Tlt 3.0

Thank you for your reply.


However I faced another error in reshaping the tensor.

Can you share your training spec file?

You want to train a 736x416 detectnet_v3 model.
According to Transfer Learning Toolkit — Transfer Learning Toolkit 3.0 documentation
Please check if your images/labels are resized to 736x416 offline.

Reference: Tensor reshape error when evaluating a Detectnet_v2 model

Yes I checked the link and all my images have the same size:

Since you set the facedetectIR tlt model as the pretrained model, please resize your images/labels to 384x240 offline.
And set 380x240 in your training spec file.

https://ngc.nvidia.com/catalog/models/nvidia:tlt_facedetectir

Input

Gray Image whose values in RGB channels are the same. 384 X 240 X 3 (W x H x C) Channel Ordering of the Input: NCHW, where N = Batch Size, C = number of channels (3), H = Height of images (240), W = Width of the images (384)

Thank you Morganh for your support.
Concerning the load_key. I set it to tlt_encode. However I am still having issues even though I used the facedetect model not the IR.


What do you mean by “I used the facedetect model not the IR” ?

I am working on the facenet model (face detect) provided by the transfer learning toolkit.
For the pretrained model, there are 2 version either with IR or without from ngc.

So using the pretrained model without IR give me the OSError: Unable to open file. And using the pretrained model with IR give me the dimensions error. I will resize the images as you said. I will resize them offline 384x240 images and see if it will work.
However meanwhile, I am trying with the pretrained model without IR.
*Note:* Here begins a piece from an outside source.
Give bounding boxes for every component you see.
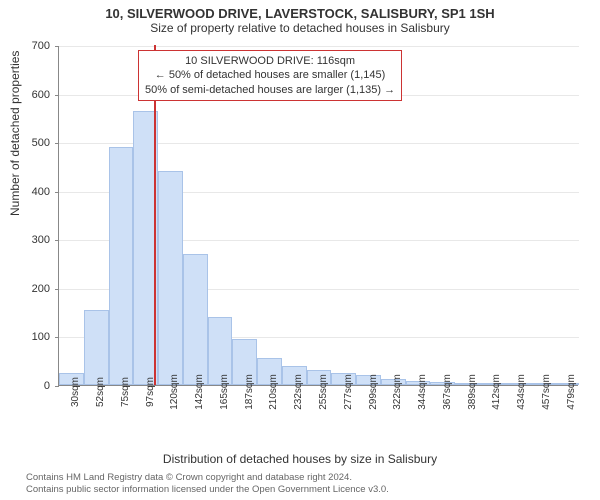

For https://ngc.nvidia.com/catalog/models/nvidia:tlt_facenet, according to its overview,

its key is nvidia_tlt

Input

Grayscale Image whose values in RGB channels are the same. 736 X 416 X 3

For https://ngc.nvidia.com/catalog/models/nvidia:tlt_facedetectir, according to its overview,

its key is tlt_encode

Input

Gray Image whose values in RGB channels are the same. 384 X 240 X 3 (W x H x C) Channel Ordering of the Input: NCHW, where N = Batch Size, C = number of channels (3), H = Height of images (240), W = Width of the images (384)

1 Like

Ok thank you for your reply.
I just want to make sure if the dataset of the face detect is the same as the face detect with IR but resized.
Thank you so much !

It shouldn’t be since the label is different.
“This model accepts 384x240x3 dimension input tensors and outputs 24x15x4 bbox coordinate tensor and 24x15x1 class confidence tensor.”

Any remaining issue?

I converted the dataset into 384x240 images. However when I trained the model, another error occurred:



Please remove result folder and retry.
Reference: DetectNet v2 training error - "ValueError: The zipfile extracted was corrupt. Please check your key "

I don’t think I am following up with you.
I can’t remove the zip.python file.
Could you provide me with more details please?

I mean you can remove the experiment_dir_unpruned folder and retry.
Please back up it firstly.

Thank you so much for your continuous help it is working now.